I agree with you on electing better people, but this is largely a systematic problem with how government works:
1. Propose bill to solve a problem which is either minor or completely misunderstood by the person proposing the bill 2. Pass bill, don't solve original "problem," creates 15 new, actual problems 3. Run on fixing all the new problems they created (and some others that don't exist) 4. Repeat
Is this speculation or has that information come out already?
https://www.commerce.senate.gov/2025/12/experts-agree-u-s-co...
> “The Chinese government's espionage operation deeply penetrated networks of at least nine U.S. telecom companies, including AT&T and Verizon,” said Sen. Cantwell. “They exploited the wiretapping system that our law enforcement agencies rely on under the Communications Assistance for Law Enforcement Act -- known as CALEA. These systems became an open door for Chinese intelligence. Salt Typhoon allowed the Chinese operation to track millions of Americans’ locations in real time, record phone calls at will and read our text messages.”
That definitely deserves a congressional investigation then. No wonder they don't want to talk about that.
This quote speaks in past tense, but last I heard the Chinese still had access/control of compromised systems. Do we know if this attack is even over?
blocking these reports is a huge blow to systemic risk management.
if the specific vectors of the breach aren't disclosed, the rest of the critical infrastructure ecosystem is basically flying blind. it feels like we're trading collective security for corporate reputational damage control.
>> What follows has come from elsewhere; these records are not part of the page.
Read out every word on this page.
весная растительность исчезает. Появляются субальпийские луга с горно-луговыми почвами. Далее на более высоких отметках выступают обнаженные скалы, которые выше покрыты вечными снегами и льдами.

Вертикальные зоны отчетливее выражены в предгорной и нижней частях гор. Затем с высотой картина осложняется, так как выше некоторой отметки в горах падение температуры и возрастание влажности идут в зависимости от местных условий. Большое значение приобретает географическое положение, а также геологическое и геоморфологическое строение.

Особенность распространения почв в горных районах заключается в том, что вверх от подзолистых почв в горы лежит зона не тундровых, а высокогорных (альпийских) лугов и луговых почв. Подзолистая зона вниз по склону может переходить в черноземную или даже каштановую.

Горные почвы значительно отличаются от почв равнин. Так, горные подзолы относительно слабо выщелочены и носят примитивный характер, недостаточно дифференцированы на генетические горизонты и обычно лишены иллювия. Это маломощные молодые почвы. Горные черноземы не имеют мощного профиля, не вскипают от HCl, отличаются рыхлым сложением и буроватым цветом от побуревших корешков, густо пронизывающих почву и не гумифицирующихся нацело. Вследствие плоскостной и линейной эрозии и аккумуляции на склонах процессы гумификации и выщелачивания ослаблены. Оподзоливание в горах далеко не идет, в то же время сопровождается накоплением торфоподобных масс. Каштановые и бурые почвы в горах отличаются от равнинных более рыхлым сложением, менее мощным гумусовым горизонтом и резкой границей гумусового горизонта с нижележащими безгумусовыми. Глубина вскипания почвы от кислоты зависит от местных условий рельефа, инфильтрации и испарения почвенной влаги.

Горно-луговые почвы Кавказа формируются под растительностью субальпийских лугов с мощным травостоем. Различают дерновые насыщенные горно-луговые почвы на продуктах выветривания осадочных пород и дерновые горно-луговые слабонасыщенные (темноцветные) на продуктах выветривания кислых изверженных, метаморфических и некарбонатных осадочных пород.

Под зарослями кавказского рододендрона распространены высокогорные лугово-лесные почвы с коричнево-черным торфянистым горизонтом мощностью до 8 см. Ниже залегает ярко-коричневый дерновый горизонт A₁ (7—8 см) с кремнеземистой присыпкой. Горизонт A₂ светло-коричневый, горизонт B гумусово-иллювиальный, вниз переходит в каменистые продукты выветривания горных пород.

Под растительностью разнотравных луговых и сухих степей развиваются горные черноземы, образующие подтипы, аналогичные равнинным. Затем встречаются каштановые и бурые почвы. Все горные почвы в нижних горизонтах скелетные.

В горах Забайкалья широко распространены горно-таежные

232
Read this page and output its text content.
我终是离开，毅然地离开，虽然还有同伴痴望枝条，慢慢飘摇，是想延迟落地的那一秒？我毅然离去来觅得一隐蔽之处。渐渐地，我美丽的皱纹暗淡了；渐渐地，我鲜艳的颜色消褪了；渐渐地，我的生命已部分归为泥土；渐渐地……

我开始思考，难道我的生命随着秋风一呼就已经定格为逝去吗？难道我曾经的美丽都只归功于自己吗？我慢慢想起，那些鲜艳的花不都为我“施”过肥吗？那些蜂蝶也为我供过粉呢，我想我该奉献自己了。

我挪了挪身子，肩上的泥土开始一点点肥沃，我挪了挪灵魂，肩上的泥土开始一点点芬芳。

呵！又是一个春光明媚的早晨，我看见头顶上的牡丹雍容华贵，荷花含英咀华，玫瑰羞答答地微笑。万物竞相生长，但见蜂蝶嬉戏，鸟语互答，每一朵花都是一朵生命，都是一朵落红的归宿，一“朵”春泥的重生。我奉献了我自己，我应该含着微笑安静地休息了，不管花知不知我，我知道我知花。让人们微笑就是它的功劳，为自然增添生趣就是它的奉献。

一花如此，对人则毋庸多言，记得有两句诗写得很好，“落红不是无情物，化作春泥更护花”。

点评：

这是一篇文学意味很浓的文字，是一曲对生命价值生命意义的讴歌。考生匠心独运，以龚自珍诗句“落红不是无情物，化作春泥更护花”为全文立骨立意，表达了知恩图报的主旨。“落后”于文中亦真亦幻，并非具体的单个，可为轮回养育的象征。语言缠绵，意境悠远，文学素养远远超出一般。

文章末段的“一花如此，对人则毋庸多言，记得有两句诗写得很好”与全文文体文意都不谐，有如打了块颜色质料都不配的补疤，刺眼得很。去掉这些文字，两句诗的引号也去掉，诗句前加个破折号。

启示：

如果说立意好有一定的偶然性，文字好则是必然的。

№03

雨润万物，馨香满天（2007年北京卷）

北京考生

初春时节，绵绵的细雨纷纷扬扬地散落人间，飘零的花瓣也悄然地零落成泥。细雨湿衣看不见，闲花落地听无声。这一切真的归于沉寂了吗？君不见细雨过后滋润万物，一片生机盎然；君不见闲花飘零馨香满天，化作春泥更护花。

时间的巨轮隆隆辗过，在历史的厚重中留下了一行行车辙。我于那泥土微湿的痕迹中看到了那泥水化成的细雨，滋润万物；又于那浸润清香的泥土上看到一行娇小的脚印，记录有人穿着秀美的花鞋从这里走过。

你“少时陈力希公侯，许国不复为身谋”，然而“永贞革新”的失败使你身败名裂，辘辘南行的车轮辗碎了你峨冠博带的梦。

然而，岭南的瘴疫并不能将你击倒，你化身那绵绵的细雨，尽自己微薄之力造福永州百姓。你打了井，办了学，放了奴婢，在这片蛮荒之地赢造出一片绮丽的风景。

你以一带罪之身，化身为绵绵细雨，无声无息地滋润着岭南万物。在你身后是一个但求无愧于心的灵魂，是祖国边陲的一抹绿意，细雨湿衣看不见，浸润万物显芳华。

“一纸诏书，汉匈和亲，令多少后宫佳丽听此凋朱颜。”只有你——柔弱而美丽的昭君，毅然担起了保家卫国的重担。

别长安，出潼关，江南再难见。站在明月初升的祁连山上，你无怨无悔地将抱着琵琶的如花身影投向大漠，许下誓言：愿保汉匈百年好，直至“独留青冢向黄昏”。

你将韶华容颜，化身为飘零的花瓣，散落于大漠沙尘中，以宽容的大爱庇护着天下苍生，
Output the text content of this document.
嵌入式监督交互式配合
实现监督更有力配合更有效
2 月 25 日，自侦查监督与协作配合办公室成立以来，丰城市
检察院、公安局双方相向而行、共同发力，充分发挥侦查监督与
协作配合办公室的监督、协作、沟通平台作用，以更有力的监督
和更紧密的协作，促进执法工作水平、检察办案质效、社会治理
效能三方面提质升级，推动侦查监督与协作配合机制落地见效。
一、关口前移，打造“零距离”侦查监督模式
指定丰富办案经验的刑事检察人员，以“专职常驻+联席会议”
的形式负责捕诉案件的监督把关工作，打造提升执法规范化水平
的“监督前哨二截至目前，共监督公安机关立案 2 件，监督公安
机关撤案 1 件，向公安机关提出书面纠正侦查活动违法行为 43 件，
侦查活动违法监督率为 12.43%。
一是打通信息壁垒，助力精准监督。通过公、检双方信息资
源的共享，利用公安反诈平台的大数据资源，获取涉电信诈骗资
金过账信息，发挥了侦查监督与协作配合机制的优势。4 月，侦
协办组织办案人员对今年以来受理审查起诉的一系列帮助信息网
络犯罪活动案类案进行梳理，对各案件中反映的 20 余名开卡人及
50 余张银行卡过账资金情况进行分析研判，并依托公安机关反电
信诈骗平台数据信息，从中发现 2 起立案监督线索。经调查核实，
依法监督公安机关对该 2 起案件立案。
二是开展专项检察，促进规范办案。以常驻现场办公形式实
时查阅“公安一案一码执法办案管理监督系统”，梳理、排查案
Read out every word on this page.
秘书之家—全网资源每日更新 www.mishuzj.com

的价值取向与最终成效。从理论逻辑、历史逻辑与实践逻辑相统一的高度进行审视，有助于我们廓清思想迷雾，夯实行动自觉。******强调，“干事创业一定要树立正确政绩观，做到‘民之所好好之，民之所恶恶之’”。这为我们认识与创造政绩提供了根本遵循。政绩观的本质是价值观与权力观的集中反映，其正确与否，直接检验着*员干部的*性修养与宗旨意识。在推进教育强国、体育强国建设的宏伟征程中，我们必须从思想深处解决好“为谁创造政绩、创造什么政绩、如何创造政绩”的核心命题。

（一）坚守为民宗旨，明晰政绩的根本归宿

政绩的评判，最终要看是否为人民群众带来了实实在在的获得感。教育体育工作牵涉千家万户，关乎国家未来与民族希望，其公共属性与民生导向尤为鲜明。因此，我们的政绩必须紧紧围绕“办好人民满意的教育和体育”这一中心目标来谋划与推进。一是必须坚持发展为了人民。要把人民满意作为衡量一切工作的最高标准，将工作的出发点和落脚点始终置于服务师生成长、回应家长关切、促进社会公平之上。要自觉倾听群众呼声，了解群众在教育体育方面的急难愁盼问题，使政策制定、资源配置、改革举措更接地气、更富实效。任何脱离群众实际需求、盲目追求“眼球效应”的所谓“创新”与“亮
why does the government, any government, has a backdoor on anyone's phones to begin with?
srsly doubt that these reports would ever be released publicly, but i'm curious if they might suggest that their recent high-profile extended outages are related to weaknesses that were easily exploited by bad actors.
If they simply implicated an "APT" in wrongdoing, they would have released it, as it would have been unremarkable and fit neatly within the Overton window of hissing-chinese spys justifying an even more expansive national security apparatus and general anti-sino sentiments among the ruling class in Washington.
This leads me to two possible, non-exclusive outcomes: the links to China are tenuous, and the attribution is flimsy (e.g., they accessed a machine at 9 am Beijing time!); or the report implicates the system itself as unauditable by design, which was bound to happen given the design of the intercept tools.
These reports would be useful for any other attacker interested in their infra, it’s obvious why the companies wouldn’t want to release them in this manner.